This paper presents a novel approach to advancing artificial intelligence (AI) through the development of the Complex Recurrent Spectral Network ($\mathbb{C}$-RSN), an innovative variant of the Recurrent Spectral Network (RSN) model. The $\mathbb{C}$-RSN is designed to address a critical limitation in existing neural network models: their inability to emulate the complex processes of biological neural networks dynamically and accurately. By integrating key concepts from dynamical systems theory and leveraging principles from statistical mechanics, the $\mathbb{C}$-RSN model introduces localized non-linearity, complex fixed eigenvalues, and a distinct separation of memory and input processing functionalities. These features collectively enable the $\mathbb{C}$-RSN evolving towards a dynamic, oscillating final state that more closely mirrors biological cognition. Central to this work is the exploration of how the $\mathbb{C}$-RSN manages to capture the rhythmic, oscillatory dynamics intrinsic to biological systems, thanks to its complex eigenvalue structure and the innovative segregation of its linear and non-linear components. The model's ability to classify data through a time-dependent function, and the localization of information processing, is demonstrated with an empirical evaluation using the MNIST dataset. Remarkably, distinct items supplied as a sequential input yield patterns in time which bear the indirect imprint of the insertion order (and of the time of separation between contiguous insertions).

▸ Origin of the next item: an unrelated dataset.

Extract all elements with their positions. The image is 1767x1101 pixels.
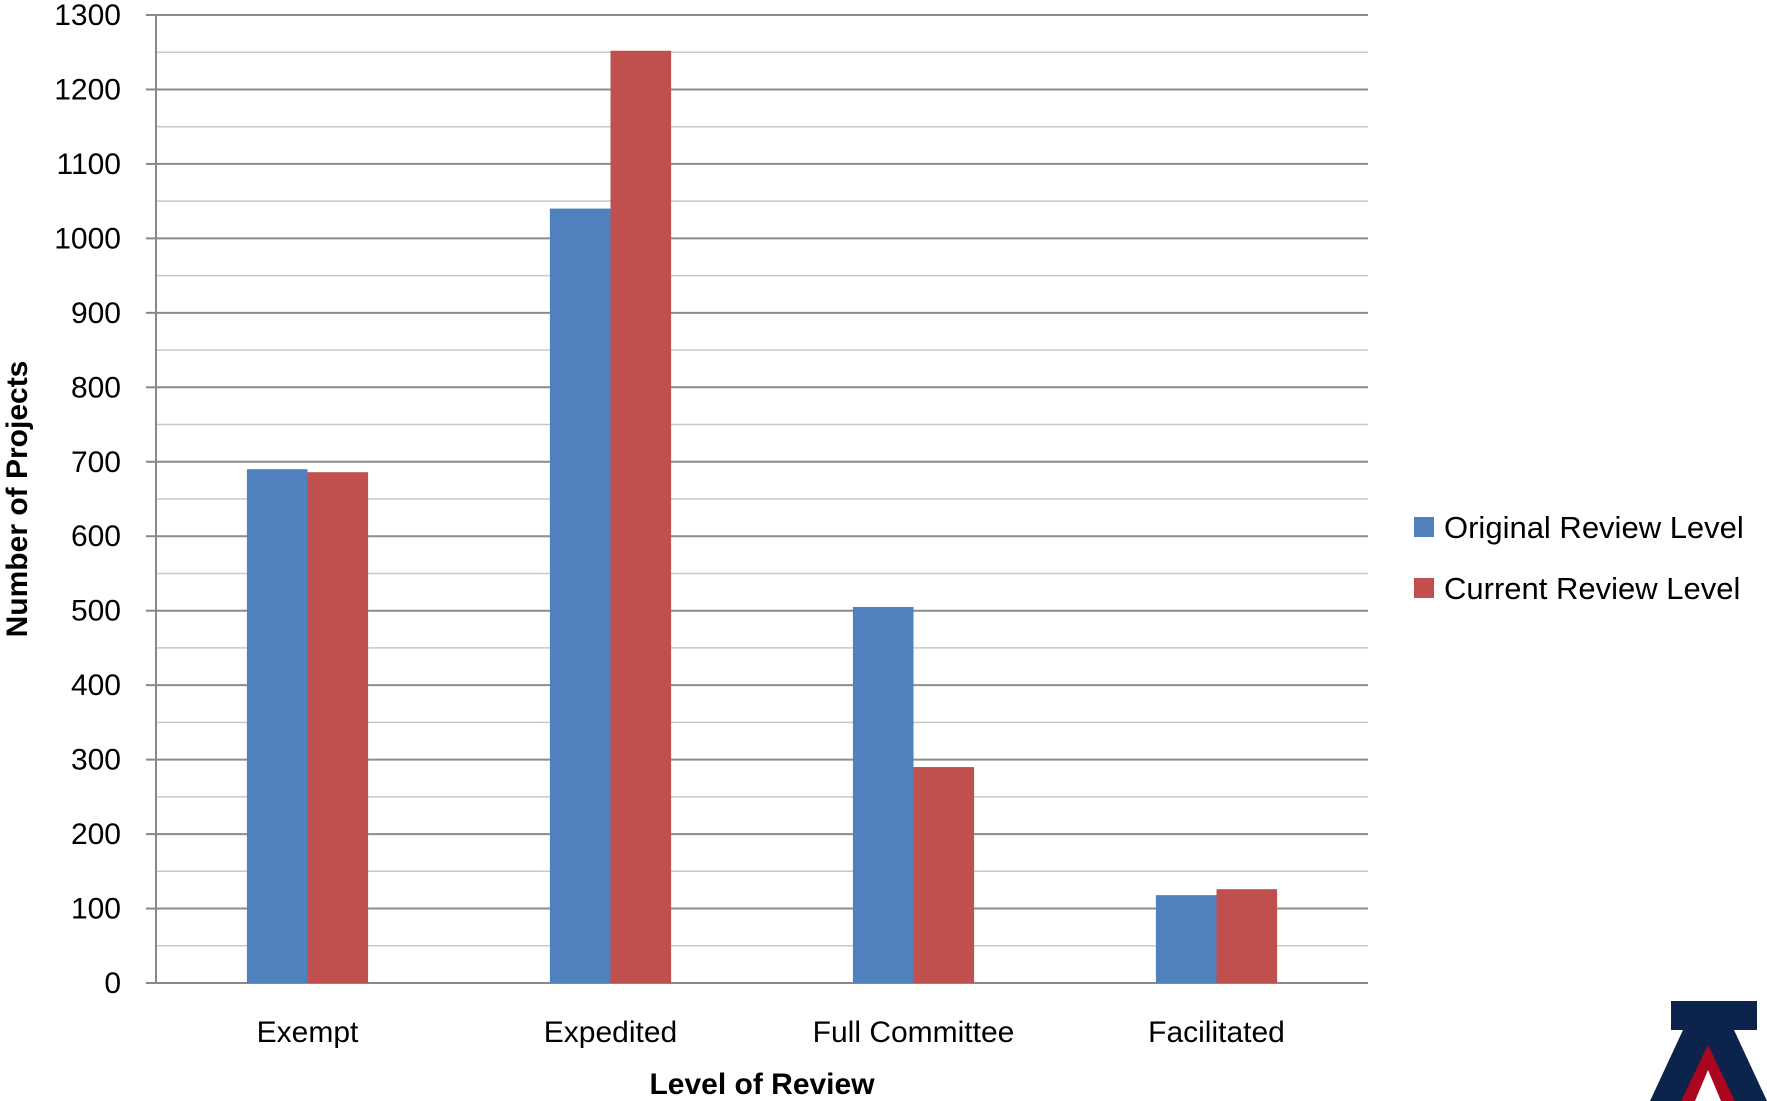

翻译：本文提出了一种推动人工智能（AI）发展的新方法，即开发复杂循环谱网络（$\mathbb{C}$-RSN），这是循环谱网络（RSN）模型的一种创新变体。$\mathbb{C}$-RSN旨在解决现有神经网络模型的一个关键局限性：它们无法动态且精确地模拟生物神经网络的复杂过程。通过整合动力系统理论的核心概念并利用统计力学的原理，$\mathbb{C}$-RSN模型引入了局部非线性、复杂固定特征值，以及记忆与输入处理功能的明确分离。这些特征共同使$\mathbb{C}$-RSN能够演化至一种动态振荡的最终状态，更紧密地模拟生物认知。本工作的核心在于探讨$\mathbb{C}$-RSN如何凭借其复杂特征值结构以及线性和非线性组分的创新分离，捕捉生物系统固有的节律性振荡动力学。该模型通过时间依赖函数进行数据分类的能力以及信息处理的局部化，通过使用MNIST数据集进行的实证评估得到了验证。值得注意的是，作为序列输入提供的不相同项目会在时间上产生模式，这些模式间接保留了插入顺序（以及连续插入之间的时间间隔）的痕迹。